Furthermore, Air Liquide offers an optimised shielding gas mixture for GMAW welding of steels that would meet the weld quality and fusion standards required while producing minimal quantity of welding fume. “ARCALTM 14, is a three part gas mixture that has less CO2 content and aids in improving the fluidity of the weld pool. ARCALTM14 delivers a stable welding arc and a further reduction in the FER,” Ehsan Khan tells African Fusion.
Safety first
Ever present risks of fume inhalation include lung and throat irritations that can quickly lead to infections such as asthma, pneumonia and other respiratory diseases. However, medical studies have also reported an increase in the cancer risk for welders.

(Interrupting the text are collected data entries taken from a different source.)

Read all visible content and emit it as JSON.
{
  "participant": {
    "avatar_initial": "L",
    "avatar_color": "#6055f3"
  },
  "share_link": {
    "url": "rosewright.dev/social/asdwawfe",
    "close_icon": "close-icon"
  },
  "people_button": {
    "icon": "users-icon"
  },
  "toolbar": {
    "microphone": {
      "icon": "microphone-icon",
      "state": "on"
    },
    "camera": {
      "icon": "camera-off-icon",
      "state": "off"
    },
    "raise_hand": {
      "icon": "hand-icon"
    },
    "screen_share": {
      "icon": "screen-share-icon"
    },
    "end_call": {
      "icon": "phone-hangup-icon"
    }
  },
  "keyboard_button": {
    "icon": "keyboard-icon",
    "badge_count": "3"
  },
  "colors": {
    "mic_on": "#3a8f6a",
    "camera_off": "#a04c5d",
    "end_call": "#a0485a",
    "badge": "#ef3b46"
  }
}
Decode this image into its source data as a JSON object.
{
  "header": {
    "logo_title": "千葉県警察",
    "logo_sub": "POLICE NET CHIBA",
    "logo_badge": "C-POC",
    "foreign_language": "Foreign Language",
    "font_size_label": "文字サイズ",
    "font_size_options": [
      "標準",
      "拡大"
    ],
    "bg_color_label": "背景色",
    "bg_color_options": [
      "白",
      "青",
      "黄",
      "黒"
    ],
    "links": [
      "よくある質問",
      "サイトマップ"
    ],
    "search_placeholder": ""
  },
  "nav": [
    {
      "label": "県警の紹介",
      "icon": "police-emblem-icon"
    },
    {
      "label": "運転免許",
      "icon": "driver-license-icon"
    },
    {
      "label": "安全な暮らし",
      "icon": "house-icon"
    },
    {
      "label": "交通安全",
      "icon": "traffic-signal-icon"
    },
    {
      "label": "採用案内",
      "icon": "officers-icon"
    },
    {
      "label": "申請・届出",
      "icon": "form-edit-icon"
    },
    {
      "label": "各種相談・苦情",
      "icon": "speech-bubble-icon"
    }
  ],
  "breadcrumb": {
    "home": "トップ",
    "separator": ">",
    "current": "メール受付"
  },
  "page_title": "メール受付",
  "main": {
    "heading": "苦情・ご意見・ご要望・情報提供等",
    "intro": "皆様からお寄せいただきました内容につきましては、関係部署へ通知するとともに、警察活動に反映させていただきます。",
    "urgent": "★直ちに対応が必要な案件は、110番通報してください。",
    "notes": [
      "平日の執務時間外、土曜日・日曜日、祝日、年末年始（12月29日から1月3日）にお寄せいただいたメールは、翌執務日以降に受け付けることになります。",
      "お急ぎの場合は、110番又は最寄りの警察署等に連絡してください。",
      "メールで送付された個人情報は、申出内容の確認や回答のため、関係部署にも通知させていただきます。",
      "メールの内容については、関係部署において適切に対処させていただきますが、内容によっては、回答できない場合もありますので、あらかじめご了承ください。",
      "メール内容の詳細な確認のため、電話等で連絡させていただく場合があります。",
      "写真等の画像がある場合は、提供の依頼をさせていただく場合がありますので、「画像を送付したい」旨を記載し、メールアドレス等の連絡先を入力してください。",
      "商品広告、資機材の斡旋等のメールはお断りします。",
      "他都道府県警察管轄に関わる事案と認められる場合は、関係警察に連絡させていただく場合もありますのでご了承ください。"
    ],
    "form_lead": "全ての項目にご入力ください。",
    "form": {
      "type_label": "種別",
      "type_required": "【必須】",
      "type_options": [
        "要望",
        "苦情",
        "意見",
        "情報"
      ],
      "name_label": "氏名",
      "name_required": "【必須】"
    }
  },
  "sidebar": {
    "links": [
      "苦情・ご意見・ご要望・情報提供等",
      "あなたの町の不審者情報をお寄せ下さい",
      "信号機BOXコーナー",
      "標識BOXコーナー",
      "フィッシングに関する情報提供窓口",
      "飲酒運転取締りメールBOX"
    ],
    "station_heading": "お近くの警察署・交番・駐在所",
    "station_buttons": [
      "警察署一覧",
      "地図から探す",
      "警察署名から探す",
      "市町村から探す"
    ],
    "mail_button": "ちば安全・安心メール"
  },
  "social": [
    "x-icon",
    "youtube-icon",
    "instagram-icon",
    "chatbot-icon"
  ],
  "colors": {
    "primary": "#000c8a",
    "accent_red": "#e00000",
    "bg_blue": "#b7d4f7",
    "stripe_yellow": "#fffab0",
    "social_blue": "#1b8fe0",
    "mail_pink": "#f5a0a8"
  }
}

Precautions need to be taken to minimise fume emissions as much as possible. To protect welders, the people in their surroundings and to fulfil national regulations, well designed extraction systems are required. “A careful selection of the welding process, materials to be welded and shielding gas can help to minimise the emission of welding fumes and improve safety,” notes Kawawa.
In summary, Kawawa notes the four ways in which the risk of welding fume can be substantially reduced:
- Training and awareness are at the starting point. Welders must be conscious of the serious health risks associated with the welding fumes.
- Attention to the welding process choices and parameters that deliver the best welding stability and lowest spatter and fume emissions levels will also help.
- In order to comply with local regulations, the use of appropriate fume extraction, respiration equipment and welder’s protective equipment should always be considered.
- And finally, the choice of shielding gas matters.
“At Air Liquide South Africa, we are here to help. From a welding perspective, the gas choice is our first priority. In addition, we are happy to help fabricators to optimise any aspect of their process so as to minimise the fume risk to welders,” Mwali Kawawa concludes.